Me levanto agitado y empiezo a correr dentro del transporte público, de punta a punta, a la vez que voy gritando el jingle de un anuncio de macarrones que he visto por la televisión el día anterior. Creo que todavía no estoy recuperado del todo.
Una mujer detiene mi frenética carrera con una solemne bofetada que me hace recobrar completamente el sentido común. Le doy las gracias. Ella sonríe y me pide una cita. Me siento halagado, pero rechazo su oferta. Aunque está de muy buen ver, la verdad es que las octogenarias nunca han sido mi tipo.
Compruebo que un asiento ha quedado vacío y me dispongo a conquistarlo sin piedad. La buena noticia es que no opone resistencia. La mala, es que la humedecida tela que lo recubre me hace pensar que al pasajero anterior se le ha derramado un vaso de agua o se ha orinado encima. El reconfortante calor que abraza mis nalgas, hace que me decante por la segunda opción.

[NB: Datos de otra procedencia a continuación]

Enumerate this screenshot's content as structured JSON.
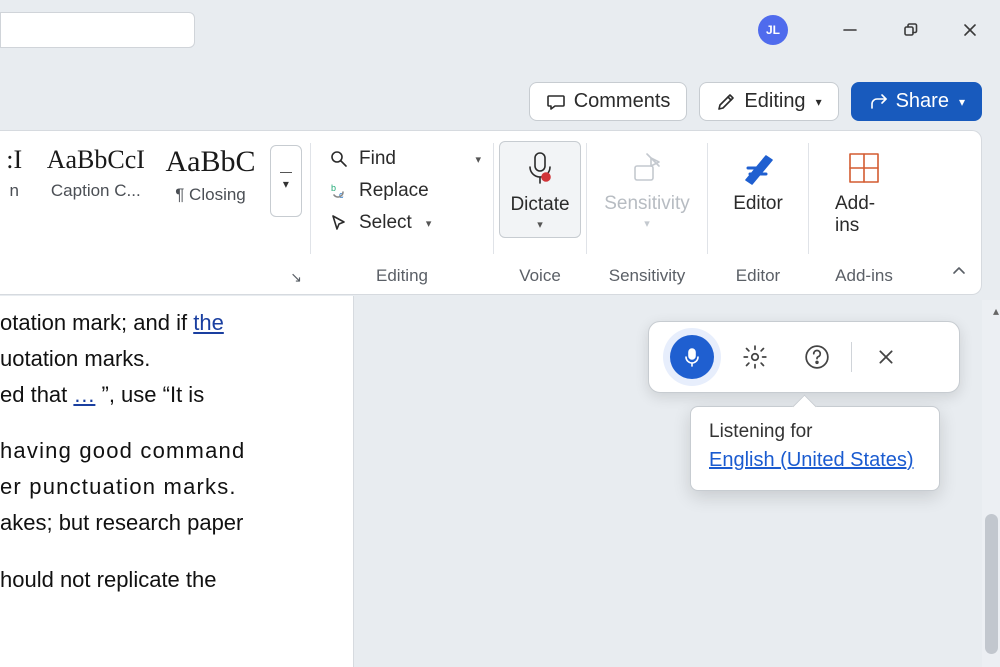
{
  "titlebar": {
    "avatar_initials": "JL"
  },
  "top_actions": {
    "comments": "Comments",
    "editing": "Editing",
    "share": "Share"
  },
  "ribbon": {
    "styles": {
      "item1_preview": ":I",
      "item1_name": "n",
      "item2_preview": "AaBbCcI",
      "item2_name": "Caption C...",
      "item3_preview": "AaBbC",
      "item3_name": "¶ Closing"
    },
    "editing": {
      "find": "Find",
      "replace": "Replace",
      "select": "Select",
      "group_label": "Editing"
    },
    "voice": {
      "dictate": "Dictate",
      "group_label": "Voice"
    },
    "sensitivity": {
      "label": "Sensitivity",
      "group_label": "Sensitivity"
    },
    "editor": {
      "label": "Editor",
      "group_label": "Editor"
    },
    "addins": {
      "label": "Add-ins",
      "group_label": "Add-ins"
    }
  },
  "document": {
    "line1a": "otation mark; and if ",
    "line1b": "the",
    "line2": "uotation marks.",
    "line3a": "ed that ",
    "line3b": "…",
    "line3c": " ”, use “It is",
    "line4": "having good command",
    "line5": "er punctuation marks.",
    "line6": "akes; but research paper",
    "line7": "hould not replicate the"
  },
  "dictation": {
    "listening_label": "Listening for",
    "language": "English (United States)"
  }
}
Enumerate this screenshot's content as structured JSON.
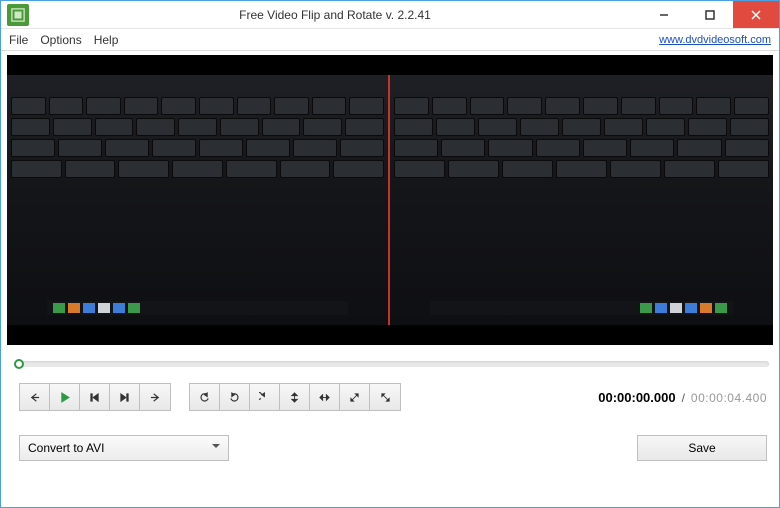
{
  "window": {
    "title": "Free Video Flip and Rotate v. 2.2.41"
  },
  "menu": {
    "file": "File",
    "options": "Options",
    "help": "Help",
    "site_link": "www.dvdvideosoft.com"
  },
  "time": {
    "current": "00:00:00.000",
    "separator": "/",
    "total": "00:00:04.400"
  },
  "format": {
    "selected": "Convert to AVI"
  },
  "actions": {
    "save": "Save"
  },
  "icons": {
    "back": "back",
    "play": "play",
    "step_back": "step-back",
    "step_fwd": "step-forward",
    "forward": "forward",
    "rotate_ccw": "rotate-ccw",
    "rotate_180": "rotate-180",
    "rotate_cw": "rotate-cw",
    "flip_v": "flip-vertical",
    "flip_h": "flip-horizontal",
    "diag1": "flip-diagonal-1",
    "diag2": "flip-diagonal-2"
  }
}
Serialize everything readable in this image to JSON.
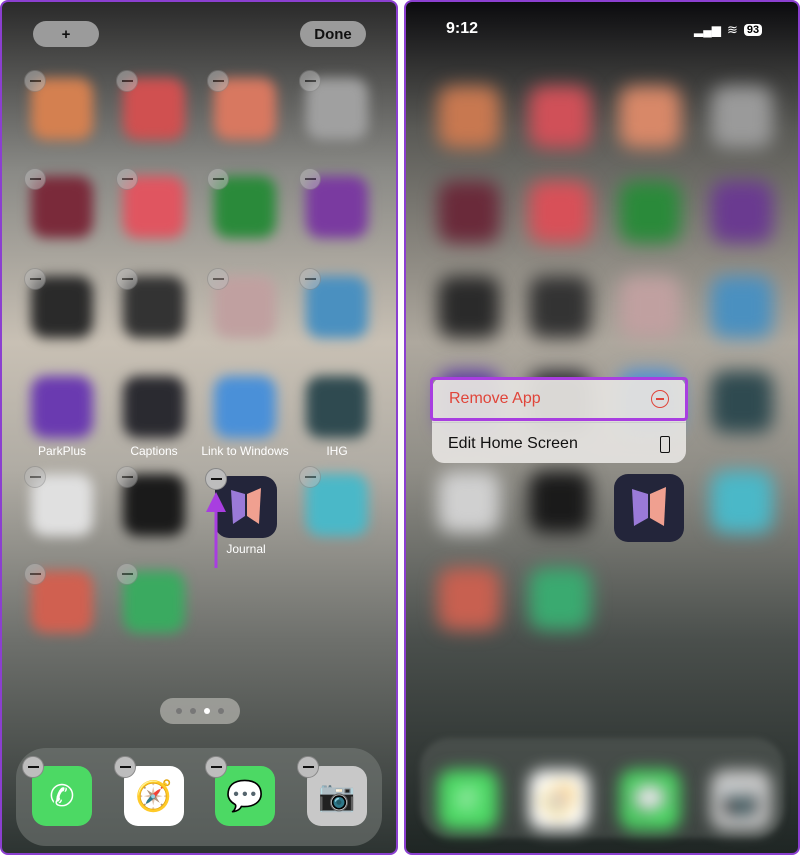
{
  "left": {
    "add_label": "+",
    "done_label": "Done",
    "labels": [
      "ParkPlus",
      "Captions",
      "Link to Windows",
      "IHG",
      "Journal"
    ],
    "grid_colors": [
      [
        "#d48050",
        "#d05050",
        "#d87860",
        "#a0a0a0"
      ],
      [
        "#7a2a3a",
        "#e05560",
        "#2a8a3a",
        "#7a3aa0"
      ],
      [
        "#2a2a2a",
        "#333333",
        "#c0a0a0",
        "#4a90c0"
      ],
      [
        "#6a3ab0",
        "#2a2a30",
        "#4a90d8",
        "#2f4a50"
      ],
      [
        "#e0e0e0",
        "#1a1a1a",
        null,
        "#4ab8c8"
      ],
      [
        "#d06050",
        "#3aaa60",
        null,
        null
      ]
    ],
    "page_dots": 4,
    "active_page": 2,
    "dock": [
      {
        "icon": "phone-icon",
        "color": "#4cd964"
      },
      {
        "icon": "safari-icon",
        "color": "#ffffff"
      },
      {
        "icon": "messages-icon",
        "color": "#4cd964"
      },
      {
        "icon": "camera-icon",
        "color": "#c8c8c8"
      }
    ]
  },
  "right": {
    "time": "9:12",
    "battery": "93",
    "menu": {
      "remove_label": "Remove App",
      "edit_label": "Edit Home Screen",
      "highlight_color": "#a83ee0",
      "remove_color": "#e0453a"
    },
    "grid_colors": [
      [
        "#c87850",
        "#d05058",
        "#d88868",
        "#9a9a9a"
      ],
      [
        "#6a2a3a",
        "#d85058",
        "#2a8a3a",
        "#6a3a90"
      ],
      [
        "#2a2a2a",
        "#333333",
        "#c0a0a0",
        "#4a90c0"
      ],
      [
        "#5a3aa0",
        "#2a2a30",
        "#4a90d8",
        "#2f4a50"
      ],
      [
        "#d0d0d0",
        "#1a1a1a",
        null,
        "#4ab8c8"
      ],
      [
        "#c86050",
        "#3aaa70",
        null,
        null
      ]
    ]
  }
}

Todavía queda un rato para llegar a mi destino, así que aprovecho para sacar un libro de mi mochila y leer un poco. Se titula Mil y una formas de llamar a la puerta. Es la tercera parte de una interesantísima trilogía, capaz de abstraerte por completo. Sin embargo, hay algo que impide que me concentre. Noto como los ojos de la anciana se clavan en mi nuca, aunque también podría ser un mosquito. No, sin duda se trata de ella. Lo sé porque empieza a piropearme de forma obscena a la vez que zapatea violentamente el suelo con la pierna izquierda. Parece estar poseída. La situación es embarazosa. Me giro y le digo que soy un hombre respetable y que no voy a ceder a sus intentos por corromper mi inocencia sexual. Me llama gallina y otras cosas más graves. Ya no lo aguanto más. Soy demasiado frágil emocionalmente y me rompo en mil pedazos como un cristal.
Mis lágrimas inundan medio autobús. A lo lejos veo como una lancha se acerca a rescatar a los náufragos. Gracias a haber hecho un curso de natación por correspondencia, consigo alcanzar la puerta de salida sin problemas.
3 comentarios:
Es extraño e interesante. De todos modos, la vida ya se me antoja algo similar a esto :D Está bien, me ha hecho gracia, jajaja xD
…Genial
Cada nueva locura te hace olvidar la anterior... me recuerda a un relato de Monzó en el que se lía con dos hermanas floristas aunque en este caso deriva más en pesadilla...o no!